Новых пассажиров всего только двое было: тучный купчина с масленым смуглым лицом, в суконном, тоже замасленном сюртуке и с подобным горе животом. Вошел он на палубу, сел на скамейку и ни с места. Сначала молчал, потом вполголоса стал молитву творить. Икота одолевала купчину.
Села еще на пароход какая-то странная женщина. По виду и одежде ее трудно было догадаться, кто она такая.
Была не молода, но и не стара, следы редкой красоты сохранялись в чертах лица ее. Одета была она в черное шелковое платье, подпоясана черным шагреневым поясом, на голову надет в роспуск большой черный кашемировый платок. Ни по платью, ни по осанке не походила она ни на скитских матерей, ни на монахинь, что шатаются по белу свету за сборами, ни на странниц-богомолок. Все было на ней чисто, опрятно, даже изящно. Стройный стан, скромно опущенный взор и какой-то особенный блеск кротких голубых глаз невольно остановили на ней вниманье Меркулова. «Не из простых»,подумал он, глядя на прекрасные ее руки и присматриваясь к приемам странной женщины.
— Воды бы выкушали, — сказала она, обращаясь к тучному купчине.
— Не годится, матушка! Не поможет, — едва мог ответить тот.
— Отчего ж не поможет? Попробуйте.
— Не годится, матушка… Потому это от ботвинья… Отдышусь, бог милостив.

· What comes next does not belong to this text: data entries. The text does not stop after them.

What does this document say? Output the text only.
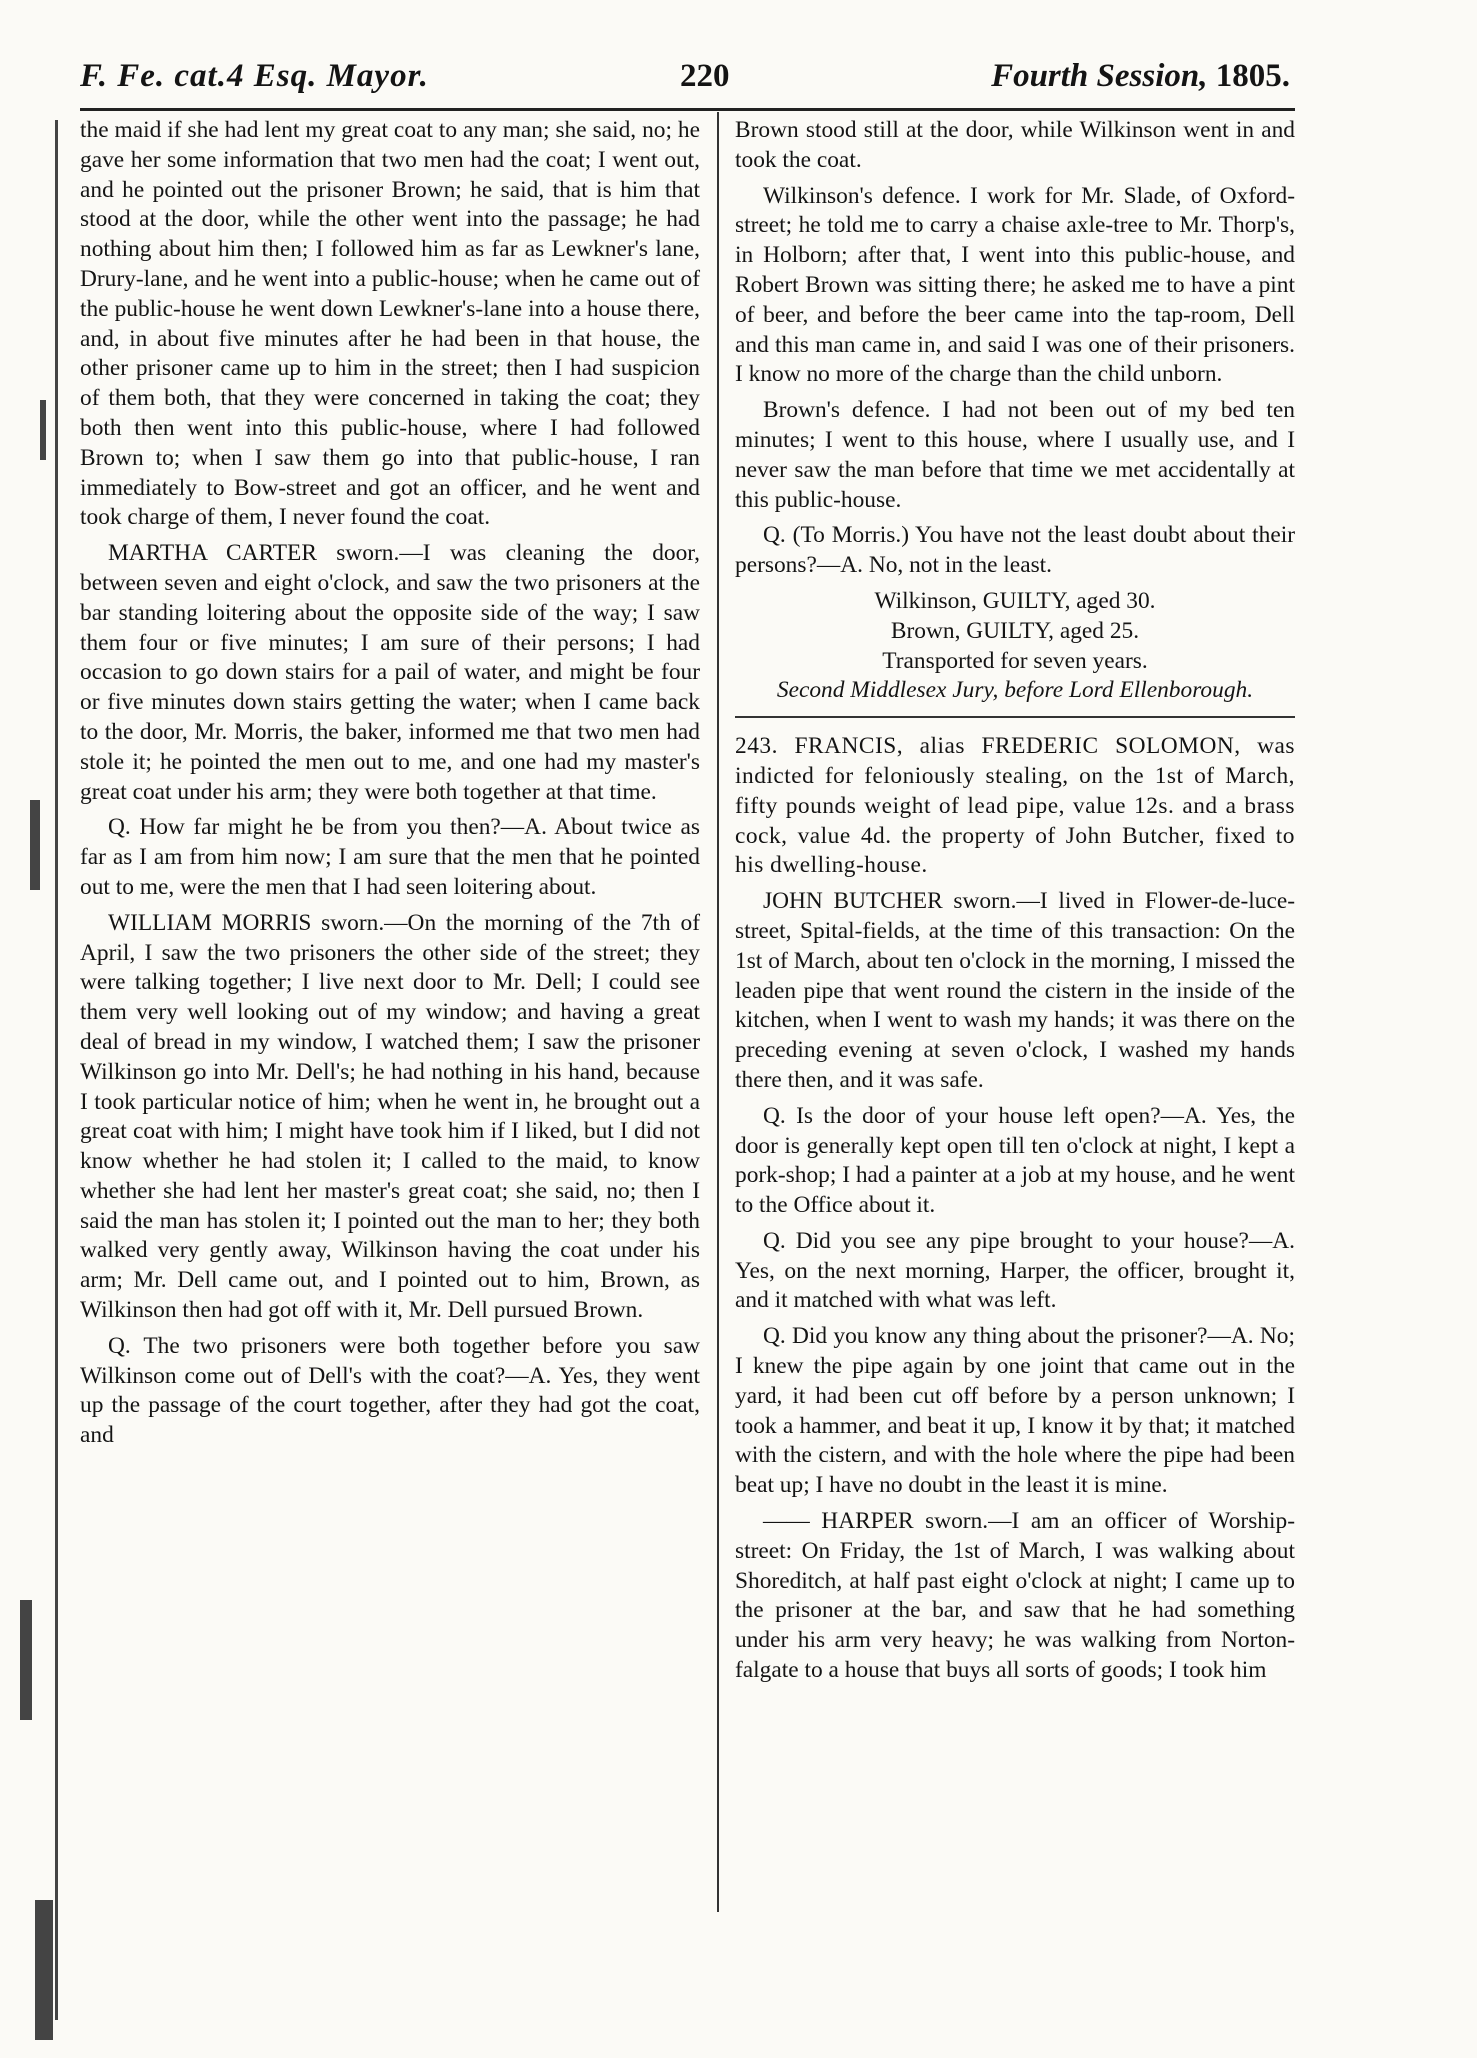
F. Fe. cat.4 Esq. Mayor.	220	Fourth Session, 1805.

the maid if she had lent my great coat to any man; she said, no; he gave her some information that two men had the coat; I went out, and he pointed out the prisoner Brown; he said, that is him that stood at the door, while the other went into the passage; he had nothing about him then; I followed him as far as Lewkner's lane, Drury-lane, and he went into a public-house; when he came out of the public-house he went down Lewkner's-lane into a house there, and, in about five minutes after he had been in that house, the other prisoner came up to him in the street; then I had suspicion of them both, that they were concerned in taking the coat; they both then went into this public-house, where I had followed Brown to; when I saw them go into that public-house, I ran immediately to Bow-street and got an officer, and he went and took charge of them, I never found the coat.

MARTHA CARTER sworn.—I was cleaning the door, between seven and eight o'clock, and saw the two prisoners at the bar standing loitering about the opposite side of the way; I saw them four or five minutes; I am sure of their persons; I had occasion to go down stairs for a pail of water, and might be four or five minutes down stairs getting the water; when I came back to the door, Mr. Morris, the baker, informed me that two men had stole it; he pointed the men out to me, and one had my master's great coat under his arm; they were both together at that time.

Q. How far might he be from you then?—A. About twice as far as I am from him now; I am sure that the men that he pointed out to me, were the men that I had seen loitering about.

WILLIAM MORRIS sworn.—On the morning of the 7th of April, I saw the two prisoners the other side of the street; they were talking together; I live next door to Mr. Dell; I could see them very well looking out of my window; and having a great deal of bread in my window, I watched them; I saw the prisoner Wilkinson go into Mr. Dell's; he had nothing in his hand, because I took particular notice of him; when he went in, he brought out a great coat with him; I might have took him if I liked, but I did not know whether he had stolen it; I called to the maid, to know whether she had lent her master's great coat; she said, no; then I said the man has stolen it; I pointed out the man to her; they both walked very gently away, Wilkinson having the coat under his arm; Mr. Dell came out, and I pointed out to him, Brown, as Wilkinson then had got off with it, Mr. Dell pursued Brown.

Q. The two prisoners were both together before you saw Wilkinson come out of Dell's with the coat?—A. Yes, they went up the passage of the court together, after they had got the coat, and

Brown stood still at the door, while Wilkinson went in and took the coat.

Wilkinson's defence. I work for Mr. Slade, of Oxford-street; he told me to carry a chaise axle-tree to Mr. Thorp's, in Holborn; after that, I went into this public-house, and Robert Brown was sitting there; he asked me to have a pint of beer, and before the beer came into the tap-room, Dell and this man came in, and said I was one of their prisoners. I know no more of the charge than the child unborn.

Brown's defence. I had not been out of my bed ten minutes; I went to this house, where I usually use, and I never saw the man before that time we met accidentally at this public-house.

Q. (To Morris.) You have not the least doubt about their persons?—A. No, not in the least.

Wilkinson, GUILTY, aged 30.
Brown, GUILTY, aged 25.
Transported for seven years.

Second Middlesex Jury, before Lord Ellenborough.

243. FRANCIS, alias FREDERIC SOLOMON, was indicted for feloniously stealing, on the 1st of March, fifty pounds weight of lead pipe, value 12s. and a brass cock, value 4d. the property of John Butcher, fixed to his dwelling-house.

JOHN BUTCHER sworn.—I lived in Flower-de-luce-street, Spital-fields, at the time of this transaction: On the 1st of March, about ten o'clock in the morning, I missed the leaden pipe that went round the cistern in the inside of the kitchen, when I went to wash my hands; it was there on the preceding evening at seven o'clock, I washed my hands there then, and it was safe.

Q. Is the door of your house left open?—A. Yes, the door is generally kept open till ten o'clock at night, I kept a pork-shop; I had a painter at a job at my house, and he went to the Office about it.

Q. Did you see any pipe brought to your house?—A. Yes, on the next morning, Harper, the officer, brought it, and it matched with what was left.

Q. Did you know any thing about the prisoner?—A. No; I knew the pipe again by one joint that came out in the yard, it had been cut off before by a person unknown; I took a hammer, and beat it up, I know it by that; it matched with the cistern, and with the hole where the pipe had been beat up; I have no doubt in the least it is mine.

—— HARPER sworn.—I am an officer of Worship-street: On Friday, the 1st of March, I was walking about Shoreditch, at half past eight o'clock at night; I came up to the prisoner at the bar, and saw that he had something under his arm very heavy; he was walking from Norton-falgate to a house that buys all sorts of goods; I took him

Через несколько минут купчина в самом деле отдышался, а отдохнувши, вступил в разговор:
— Из Талызина, матушка, изволите ехать?
— Из Талызина.
— На сдаточных до Василья-то ехали?
— На сдаточных.
— Дорогонько, чать, дали? — молвил купчина и, не дождавшись ответа, продолжал: — Нонича, сударыня, эти ямщики, пес их возьми, и с живого и с мертвого дерут, что захотят. Страху не стало на них. Знают, собаки, что пешком не пойдешь, ну и ломят, сколько им в дурацкую башку забредет… На ярманку, что ли, собрались, Марья Ивановна?
— Придется денька два либо три и на ярманке пробыть, — отвечала Марья Ивановна.
— А после того опять в Талызино?
— Нет, в Муроме надобно мне побывать. Поблизости от него деревушка есть у меня, Родяково прозывается. Давненько я там не бывала — поглядеть хочется… А из Родякова к своим проберусь в Рязанскую губернию.
— А в Талызино-то когда же?
— И сама не знаю, Василий Петрович. Разве после Рождества, а то, пожалуй, и всю зиму не приеду. В Рязани-то у меня довольно дел накопилось, надо их покончить.
— Эх-ма! А я было думал опять к вашей милости побывать… Насчет леску-то, — сказал Василий Петрович.
— Да ведь у нас с вами об этом лесе не один раз было толковано, Василий Петрович, — отвечала Марья Ивановна. — За бесценок не отдам, а настоящей цены вы не даете. Стало быть, нечего больше и говорить.
— Растащут же ведь его у вас, матушка. Сами знаете: что ни год, то порубка, — сказал Василий Петрович.
— Ежели три-четыре дубочка, да десяток-другой осиннику срубят, беда еще не велика, — заметила Марья Ивановна. — Опять же лес у меня не без призору.
— Караулы-то ваши не больно чтобы крепки были, сударыня, — сказал Василий Петрович.
— Нет, — молвила Марья Ивановна. — Сергеюшкой я очень довольна и другими, кто живет с ним. Берегут они лесок мой пуще глаза.